Ever since he burst onto the F1 scene in 2000, Button’s career has been plagued by rumours that he is more at home in a nightclub than on the training circuit; a potentially great driver seduced by the playboy lifestyle that is bound up with his sport.
His relationship with Louise Griffiths, a pop starlet, meant he was pictured on the gossip pages of newspapers more often than on the winner’s podium, while legal wrangles over an aborted move from BAR-Honda to Williams proved a distraction both on and off the track. To date he has won only one grand prix — at Hungary last year.
And yet, suntanned after spending part of the winter in Lanzarote recovering from a karting accident that fractured his ribs, Button says this year will be different. With a new girlfriend, a new car and new priorities, he says 2007 will finally see him fulfil his potential.
It was Flavio Briatore, the flamboyant boss of Renault, who in 2003 mocked Button for allowing himself to be slowed down by things happening off the circuit, a savaging that Button now concedes he deserved — partly.
“‘Too much baggage’ was the expression. Yeah, he was right in certain ways and in other ways he wasn’t because he didn’t know the full story,” says Button. “But I’ve changed a lot and I think that’s shown. I think some of it has come out in the press, which obviously isn’t the best way to do it, but everything’s gone from my mind now except racing.
“That’s the great thing, I can just relax and focus on my job, and that’s what you need to do. You can’t have other things going on in the back of your mind because I’m racing against the best drivers in the world and to beat them you have to 100% focused.”
So what was the full story that Briatore didn’t know? “There were lots of mistakes I’ve made with contracts in the past. Signing for teams I didn’t want to be driving for. One was with Frank Williams. I was supposed to be racing with them in 2006 but decided I didn’t want to race there. Some people would say that I was spoilt and I was being very selfish. (But) I have to further my career. That’s the most important thing to me,” says Button.
“Frank and I came to an agreement which worked for both of us. We both got what we wanted. I ended up being with Honda, where I want to be for the future, and he got something as well.” So Honda hasn’t pressured him? “Trust me, I chose to be here. It cost me a lot of money.”

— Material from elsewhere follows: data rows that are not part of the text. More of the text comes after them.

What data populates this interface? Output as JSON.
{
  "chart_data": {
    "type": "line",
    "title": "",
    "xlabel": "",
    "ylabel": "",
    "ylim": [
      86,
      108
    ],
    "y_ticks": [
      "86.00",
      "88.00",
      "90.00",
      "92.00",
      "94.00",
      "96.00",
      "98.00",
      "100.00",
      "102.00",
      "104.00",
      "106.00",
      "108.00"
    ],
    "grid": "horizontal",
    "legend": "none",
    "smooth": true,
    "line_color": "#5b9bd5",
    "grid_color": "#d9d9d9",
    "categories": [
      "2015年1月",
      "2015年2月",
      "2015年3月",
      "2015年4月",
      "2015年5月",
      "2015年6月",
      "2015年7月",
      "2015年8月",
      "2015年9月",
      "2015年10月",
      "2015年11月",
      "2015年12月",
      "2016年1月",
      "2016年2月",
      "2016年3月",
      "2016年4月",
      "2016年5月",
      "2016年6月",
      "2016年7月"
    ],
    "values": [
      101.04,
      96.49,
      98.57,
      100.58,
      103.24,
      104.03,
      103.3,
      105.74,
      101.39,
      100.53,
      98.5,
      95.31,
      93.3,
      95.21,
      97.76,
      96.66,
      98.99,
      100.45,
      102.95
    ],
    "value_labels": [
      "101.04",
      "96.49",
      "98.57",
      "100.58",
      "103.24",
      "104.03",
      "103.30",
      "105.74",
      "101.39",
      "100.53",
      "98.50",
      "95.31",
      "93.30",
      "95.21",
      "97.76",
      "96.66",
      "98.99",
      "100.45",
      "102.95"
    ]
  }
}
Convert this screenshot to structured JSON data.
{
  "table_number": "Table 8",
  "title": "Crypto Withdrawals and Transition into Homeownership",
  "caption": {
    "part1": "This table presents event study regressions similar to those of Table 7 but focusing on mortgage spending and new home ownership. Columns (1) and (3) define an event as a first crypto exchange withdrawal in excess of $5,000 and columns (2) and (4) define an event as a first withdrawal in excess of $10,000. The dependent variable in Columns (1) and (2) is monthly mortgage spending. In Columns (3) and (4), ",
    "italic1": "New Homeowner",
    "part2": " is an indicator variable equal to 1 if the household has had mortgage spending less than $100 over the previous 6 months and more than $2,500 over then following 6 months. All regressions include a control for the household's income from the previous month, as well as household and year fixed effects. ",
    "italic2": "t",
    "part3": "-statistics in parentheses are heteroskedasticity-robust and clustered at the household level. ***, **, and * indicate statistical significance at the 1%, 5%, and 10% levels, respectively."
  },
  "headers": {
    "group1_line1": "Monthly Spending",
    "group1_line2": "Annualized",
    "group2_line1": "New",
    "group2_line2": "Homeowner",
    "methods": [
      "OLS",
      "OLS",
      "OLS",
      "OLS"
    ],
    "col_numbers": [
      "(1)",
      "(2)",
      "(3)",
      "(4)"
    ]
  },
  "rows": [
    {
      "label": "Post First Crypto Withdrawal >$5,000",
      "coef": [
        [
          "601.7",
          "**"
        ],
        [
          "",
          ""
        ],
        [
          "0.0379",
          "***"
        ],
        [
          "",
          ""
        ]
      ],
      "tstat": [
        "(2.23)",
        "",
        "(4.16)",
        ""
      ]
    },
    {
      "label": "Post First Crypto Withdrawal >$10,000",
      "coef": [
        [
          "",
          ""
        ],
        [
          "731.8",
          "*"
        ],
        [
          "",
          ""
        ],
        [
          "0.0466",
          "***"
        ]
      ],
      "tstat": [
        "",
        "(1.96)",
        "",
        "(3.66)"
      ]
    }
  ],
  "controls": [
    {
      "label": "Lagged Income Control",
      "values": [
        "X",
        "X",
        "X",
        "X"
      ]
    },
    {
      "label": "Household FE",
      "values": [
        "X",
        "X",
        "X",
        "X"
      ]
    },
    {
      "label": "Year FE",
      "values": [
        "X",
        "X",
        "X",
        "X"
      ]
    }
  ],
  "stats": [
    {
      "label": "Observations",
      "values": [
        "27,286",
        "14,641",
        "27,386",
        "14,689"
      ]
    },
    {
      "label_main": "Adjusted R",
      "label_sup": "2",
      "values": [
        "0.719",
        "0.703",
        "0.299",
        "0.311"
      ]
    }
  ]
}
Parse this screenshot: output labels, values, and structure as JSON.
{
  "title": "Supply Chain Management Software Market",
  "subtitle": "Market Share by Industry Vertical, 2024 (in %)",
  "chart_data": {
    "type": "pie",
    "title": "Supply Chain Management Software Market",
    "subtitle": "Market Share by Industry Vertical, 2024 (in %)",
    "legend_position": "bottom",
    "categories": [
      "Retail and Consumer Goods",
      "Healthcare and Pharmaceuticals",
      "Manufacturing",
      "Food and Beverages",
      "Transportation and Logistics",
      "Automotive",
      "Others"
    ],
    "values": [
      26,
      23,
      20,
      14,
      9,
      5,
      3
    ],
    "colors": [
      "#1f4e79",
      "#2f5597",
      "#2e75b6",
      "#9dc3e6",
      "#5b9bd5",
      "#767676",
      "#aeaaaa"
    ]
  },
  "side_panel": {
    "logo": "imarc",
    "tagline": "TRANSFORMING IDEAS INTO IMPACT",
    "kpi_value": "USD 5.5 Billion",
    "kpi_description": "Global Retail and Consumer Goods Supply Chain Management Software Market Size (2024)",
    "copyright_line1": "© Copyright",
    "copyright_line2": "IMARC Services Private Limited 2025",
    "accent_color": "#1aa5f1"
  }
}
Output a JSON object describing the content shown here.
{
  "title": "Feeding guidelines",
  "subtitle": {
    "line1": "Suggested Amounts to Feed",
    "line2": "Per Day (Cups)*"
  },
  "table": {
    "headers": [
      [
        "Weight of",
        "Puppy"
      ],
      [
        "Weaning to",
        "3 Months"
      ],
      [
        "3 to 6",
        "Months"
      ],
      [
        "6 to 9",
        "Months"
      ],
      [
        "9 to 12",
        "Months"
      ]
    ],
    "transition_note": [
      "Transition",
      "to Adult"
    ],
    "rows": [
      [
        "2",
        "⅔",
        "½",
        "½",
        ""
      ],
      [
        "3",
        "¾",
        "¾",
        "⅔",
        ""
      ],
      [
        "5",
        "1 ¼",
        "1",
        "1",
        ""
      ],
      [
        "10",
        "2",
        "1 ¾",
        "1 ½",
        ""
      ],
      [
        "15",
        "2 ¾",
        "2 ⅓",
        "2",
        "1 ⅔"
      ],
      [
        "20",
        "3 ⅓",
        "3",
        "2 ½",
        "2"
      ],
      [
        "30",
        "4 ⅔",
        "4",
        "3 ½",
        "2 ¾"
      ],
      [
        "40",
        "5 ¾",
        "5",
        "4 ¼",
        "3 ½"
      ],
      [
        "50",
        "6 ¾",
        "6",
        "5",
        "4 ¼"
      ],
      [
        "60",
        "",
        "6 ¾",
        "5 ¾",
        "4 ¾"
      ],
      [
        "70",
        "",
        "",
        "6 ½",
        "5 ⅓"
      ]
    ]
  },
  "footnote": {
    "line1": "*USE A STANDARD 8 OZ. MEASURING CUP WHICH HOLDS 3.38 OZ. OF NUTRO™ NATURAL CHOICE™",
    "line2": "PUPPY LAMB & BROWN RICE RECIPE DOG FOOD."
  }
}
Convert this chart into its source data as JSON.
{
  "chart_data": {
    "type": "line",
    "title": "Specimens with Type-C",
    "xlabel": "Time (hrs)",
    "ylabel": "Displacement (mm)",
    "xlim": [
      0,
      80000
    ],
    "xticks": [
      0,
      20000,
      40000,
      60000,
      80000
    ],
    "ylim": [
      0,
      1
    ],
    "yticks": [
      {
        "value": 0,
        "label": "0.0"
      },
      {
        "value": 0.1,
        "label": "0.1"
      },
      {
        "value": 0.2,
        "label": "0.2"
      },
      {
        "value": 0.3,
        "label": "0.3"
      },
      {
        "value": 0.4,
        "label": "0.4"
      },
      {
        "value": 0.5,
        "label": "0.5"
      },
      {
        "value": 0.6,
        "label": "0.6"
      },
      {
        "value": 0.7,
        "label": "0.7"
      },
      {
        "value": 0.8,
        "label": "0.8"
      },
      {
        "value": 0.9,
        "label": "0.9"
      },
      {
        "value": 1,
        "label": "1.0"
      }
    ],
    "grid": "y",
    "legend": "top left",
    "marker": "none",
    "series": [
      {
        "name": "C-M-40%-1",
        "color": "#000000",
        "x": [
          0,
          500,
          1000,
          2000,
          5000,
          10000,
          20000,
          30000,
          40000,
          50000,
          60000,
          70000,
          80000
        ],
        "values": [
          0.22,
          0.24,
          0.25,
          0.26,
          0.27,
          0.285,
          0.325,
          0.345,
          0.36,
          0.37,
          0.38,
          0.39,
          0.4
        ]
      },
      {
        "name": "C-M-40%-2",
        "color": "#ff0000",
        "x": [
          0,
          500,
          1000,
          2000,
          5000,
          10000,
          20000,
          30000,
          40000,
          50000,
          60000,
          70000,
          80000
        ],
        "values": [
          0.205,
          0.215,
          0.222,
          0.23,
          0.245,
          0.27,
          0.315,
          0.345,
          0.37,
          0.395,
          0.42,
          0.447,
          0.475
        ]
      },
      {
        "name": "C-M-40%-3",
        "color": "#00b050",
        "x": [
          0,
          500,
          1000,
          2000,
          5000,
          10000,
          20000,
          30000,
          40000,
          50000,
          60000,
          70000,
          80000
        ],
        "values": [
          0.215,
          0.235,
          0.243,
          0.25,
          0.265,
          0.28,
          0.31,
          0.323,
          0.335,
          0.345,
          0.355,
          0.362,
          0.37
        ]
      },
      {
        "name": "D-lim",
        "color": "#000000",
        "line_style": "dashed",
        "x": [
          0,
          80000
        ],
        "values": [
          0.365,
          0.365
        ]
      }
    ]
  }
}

To be fair to Button, his car was the main problem last season. In Melbourne his engine blew up in sight of the finishing line. At the British Grand Prix it blew up again (humiliatingly in front of the Renault grandstand).
Worse still, at Silverstone the team failed to send him out for the second qualifying lap, meaning he started from 19th on the grid. When he went on Top Gear last summer to answer his critics, Jeremy Clarkson mocked his car for having a windscreen.
It will be harder to blame the car this season: he’s coy about precisely what’s changed, but says: “Everything is better. If it weren’t we’d be doing something wrong.”
So does he dream of matching Michael Schumacher’s record of seven championship titles? “Seven world championships is phenomenal and you really do have to be in the right place at the right time. I don’t know whether I want to be around for seven more years. I’ll have to wait and see. My goal is to win the world championship and then we’ll see what happens. I’m not going to plan too much into the future. My future at the moment is this year and that’s all I’m looking at.”
Button is only 27 (his birthday was on Friday) but he has a world of experience behind him and the poise and maturity of someone older. So he wasted a few years growing up — he’s still got 10 years before he reaches Schumacher’s retirement age.
The legions of F1 fans desperate for the first British world champion since Damon Hill in 1996 have heard it all before, of course, but this time there is more reason than ever to believe that Button has finally come of age.